Organizer Sadaf Raza is from a Pakistani Muslim family. She will graduate from the University of Arkansas in May with plans to go to law school. She spoke about visa issues those coming from Muslim countries — especially children — face in the United States and about the hatred she has personally faced.
Indians offer skills that American companies want, and American employers have turned to the nonimmigrant H-1B visa to import them, she said.
More than 300,000 Indians — including children — are waiting for permanent residency cards as of June 2015, the latest year official data on H-1B visas is available. An H-4 visa is issued to dependent family members of H1 visa holders.
Those who have been in the process since 2008 are just now getting their green cards, Raza said. This is really important for the children that come on H4, because if they don’t have a green card approved by the age of 21, then they aren’t eligible for residency and will have to leave, she said.
“It’s a lot like the situation Dreamers are put in, because they live their whole lives here and they don’t know what is going to happen,” she said.
The United States is a scarier place for Muslims now than it was after the Sept. 11 attacks, she said.
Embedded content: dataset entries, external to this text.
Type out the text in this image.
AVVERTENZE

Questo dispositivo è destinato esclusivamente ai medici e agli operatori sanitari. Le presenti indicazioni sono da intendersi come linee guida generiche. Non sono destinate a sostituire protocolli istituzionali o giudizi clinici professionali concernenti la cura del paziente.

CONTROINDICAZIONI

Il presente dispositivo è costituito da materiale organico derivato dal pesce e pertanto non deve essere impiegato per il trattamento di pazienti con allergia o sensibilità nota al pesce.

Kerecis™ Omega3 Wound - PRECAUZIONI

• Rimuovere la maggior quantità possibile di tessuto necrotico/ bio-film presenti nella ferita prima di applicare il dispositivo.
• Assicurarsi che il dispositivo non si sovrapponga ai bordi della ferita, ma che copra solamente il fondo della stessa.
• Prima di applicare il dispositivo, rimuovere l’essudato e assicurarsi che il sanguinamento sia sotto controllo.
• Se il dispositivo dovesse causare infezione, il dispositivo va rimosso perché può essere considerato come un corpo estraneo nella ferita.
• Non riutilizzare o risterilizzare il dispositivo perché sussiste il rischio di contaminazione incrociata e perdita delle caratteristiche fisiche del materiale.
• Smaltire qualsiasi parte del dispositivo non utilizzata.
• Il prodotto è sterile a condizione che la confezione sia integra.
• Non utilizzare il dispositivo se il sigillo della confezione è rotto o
“Let’s call it what it is, a Muslim ban, not a travel ban. I’m sorry I am really passionate about this; actually, I’m really not sorry,” Raza said, tearing up, as the audience applauded. “The reason I am crying right now is because I am thinking of all the Syrian children that were gassed to death and did not have the opportunity to come here; and my family in Pakistan and if that would have happened to them, I would be broken.
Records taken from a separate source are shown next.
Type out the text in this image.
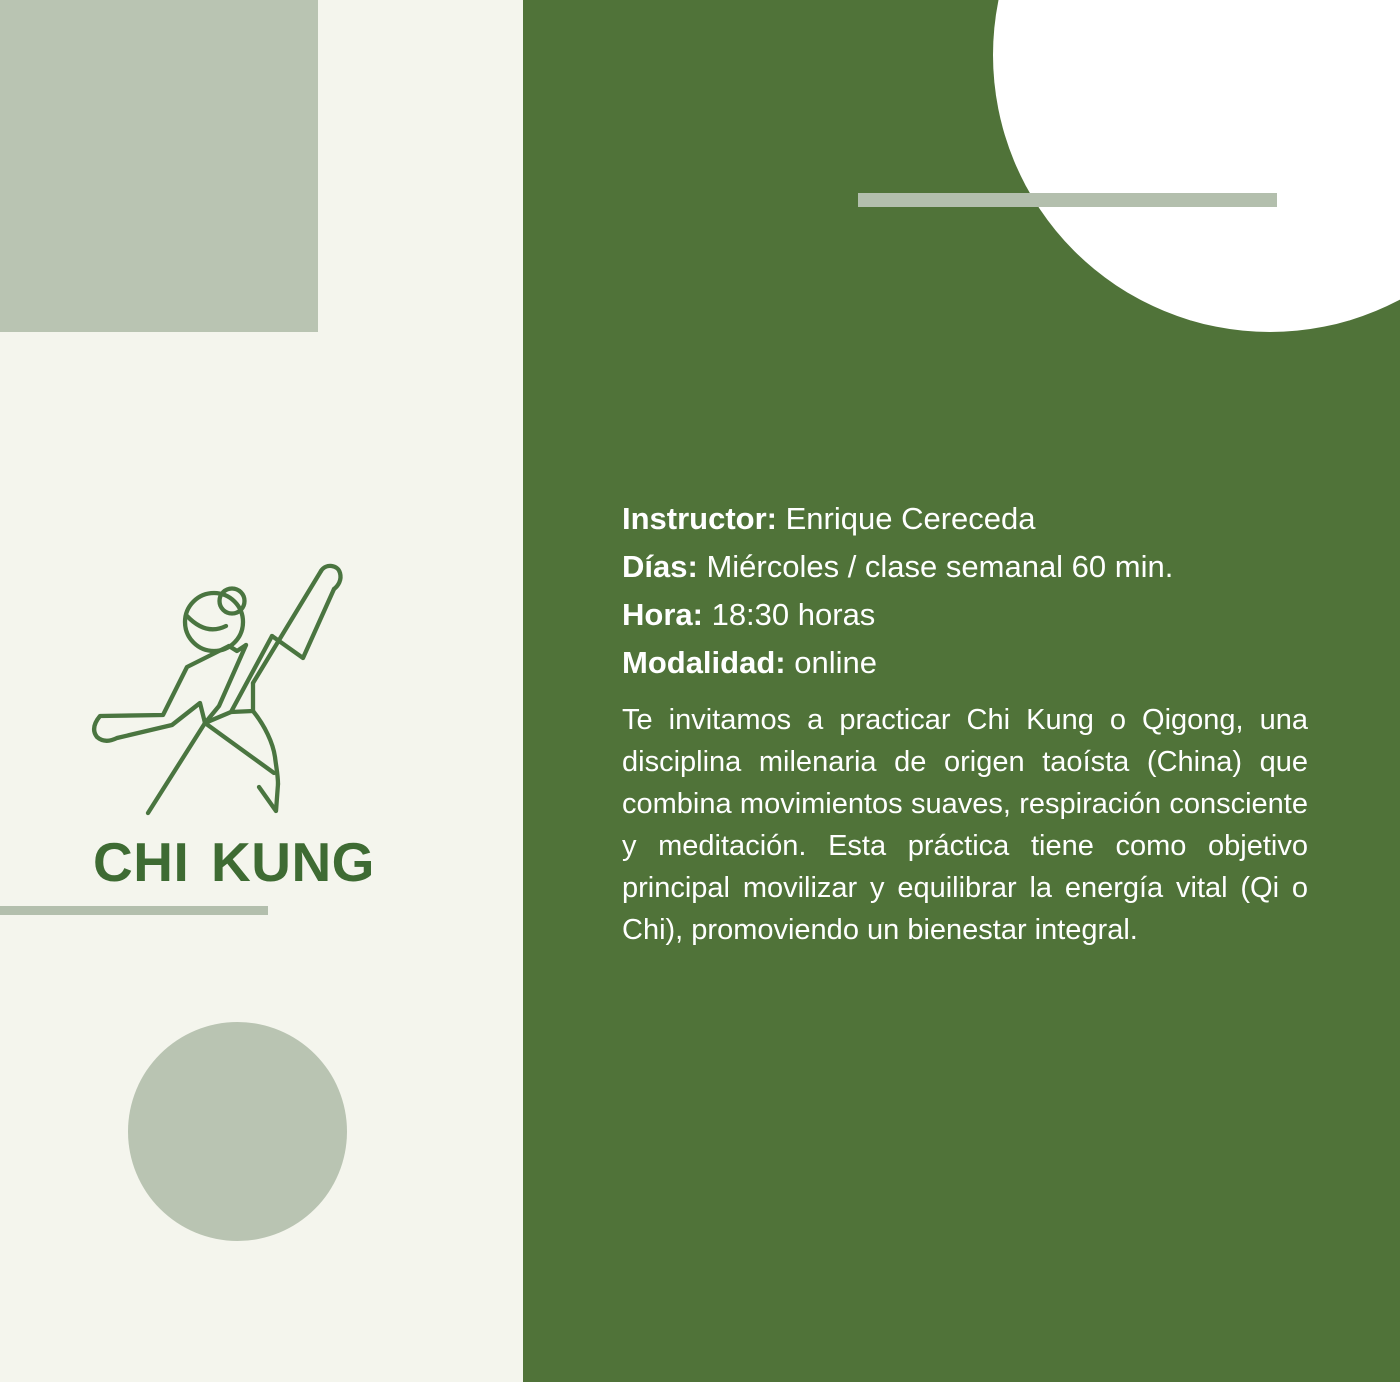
CHI KUNG
Instructor: Enrique Cereceda
Días: Miércoles / clase semanal 60 min.
Hora: 18:30 horas
Modalidad: online
Te invitamos a practicar Chi Kung o Qigong, una disciplina milenaria de origen taoísta (China) que combina movimientos suaves, respiración consciente y meditación. Esta práctica tiene como objetivo principal movilizar y equilibrar la energía vital (Qi o Chi), promoviendo un bienestar integral.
“You need to have the same empathy as a candidate. You need to know what is going on.”
The contribution of immigrants in the United States and Arkansas was also a focus of Saturday’s conversations.
“Immigrants do their share,” Esquival said to the audience. “You are seeing immigrants, undocumented too, being business owners, taxpayers, neighbors. They are such an important part of Arkansas. I think that is important to take into account. They are the ones that make this are diverse and into a thriving community.”
As you can see, we have fewer people working now than we did in 2000.
American citizens like myself, that have the skills that Sadaf says we do not, have had our future destroyed so that people not born here, can have a future.
As an American Citizen, I believe that is wrong.